For each dimension, we clarify key concepts, identify where risks emerge along the agent workflow, and summarize stage-targeted mitigation strategies.

Other trustworthiness aspects (value alignment, transparency, fairness, and accountability) are discussed as relevant context rather than parallel chapters.

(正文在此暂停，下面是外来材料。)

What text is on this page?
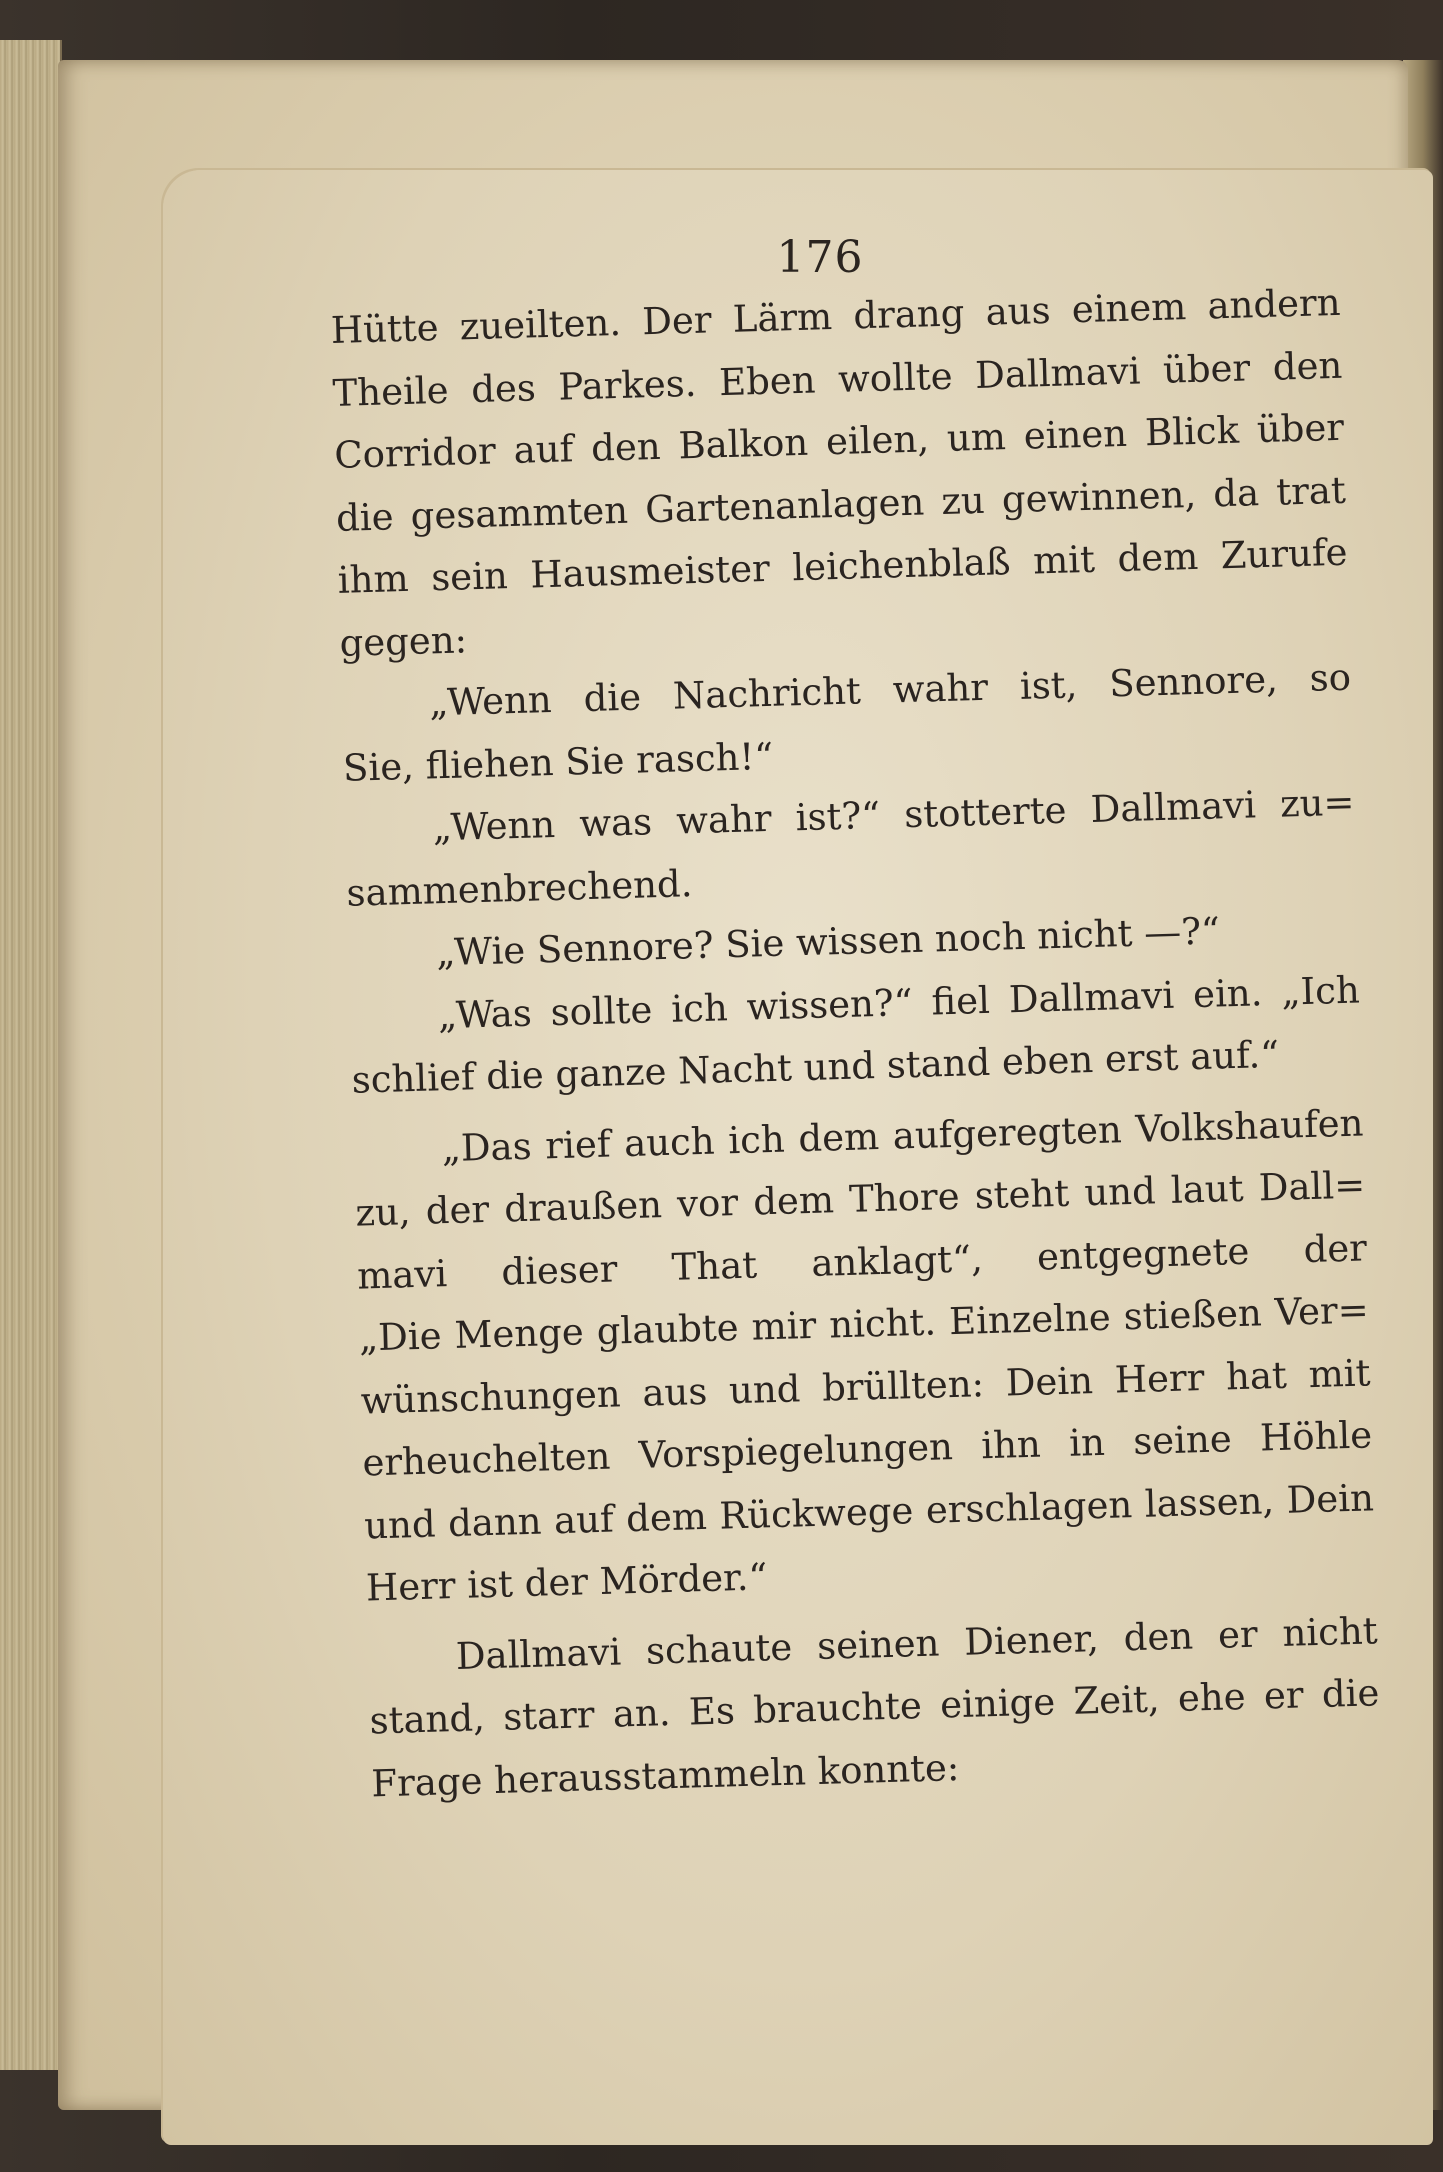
176
Hütte zueilten. Der Lärm drang aus einem andern
Theile des Parkes. Eben wollte Dallmavi über den
Corridor auf den Balkon eilen, um einen Blick über
die gesammten Gartenanlagen zu gewinnen, da trat
ihm sein Hausmeister leichenblaß mit dem Zurufe
gegen:
„Wenn die Nachricht wahr ist, Sennore, so
Sie, fliehen Sie rasch!“
„Wenn was wahr ist?“ stotterte Dallmavi zu=
sammenbrechend.
„Wie Sennore? Sie wissen noch nicht —?“
„Was sollte ich wissen?“ fiel Dallmavi ein. „Ich
schlief die ganze Nacht und stand eben erst auf.“
„Das rief auch ich dem aufgeregten Volkshaufen
zu, der draußen vor dem Thore steht und laut Dall=
mavi dieser That anklagt“, entgegnete der
„Die Menge glaubte mir nicht. Einzelne stießen Ver=
wünschungen aus und brüllten: Dein Herr hat mit
erheuchelten Vorspiegelungen ihn in seine Höhle
und dann auf dem Rückwege erschlagen lassen, Dein
Herr ist der Mörder.“
Dallmavi schaute seinen Diener, den er nicht
stand, starr an. Es brauchte einige Zeit, ehe er die
Frage herausstammeln konnte:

To support consistent comparison and deployment decisions, we consolidate evaluation 为什么重要: 有必要观察该信息对市场、监管和人工智能用户的影响。 来源: arXiv AI (26.05.2026) GlobalDentBench:用于评估具有专家校准的牙科领域LLM临床推理的多国基准 arXiv:2605.24636v1 Announce Type: new Abstract: 虽然大型语言模型(LLMs)在医学领域具有变革潜力,但它们在真实临床场景中的推理鲁棒性和安全性仍是关键的未探索领域,尤其是在牙科。在此,我们介绍了 GlobalDentBench,这是第一个多国牙科基准测试集,其分类法涵盖了横跨六大洲的 88 个国家和地区的 14 个牙科专业。该基准测试包含 8,978 道专家验证的问题,格式包括三类(选择题、简答题和案例题),并评估三个渐进的推理级别:知识回忆(L1)、常规推理(L2)和个体化推理(L3)。为确保数据质量,自动化构建框架由六位高级牙医校准,在选择题和简答题方面达到了 99.98% 的专家一致率。 重要性: 有必要关注该信息对市场、监管和人工智能用户的影响。 来源: arXiv AI (26.05.2026) MDIA:HealthBench Professional 上的多智能体诊断智能流程 arXiv:2605.24699v1 Announce Type: new Abstract: Most reported gains on agentic-LLM clinical benchmarks are often attributed to prompt engineering, yet our results suggest that larger improvements can come from architectural and engine-level design.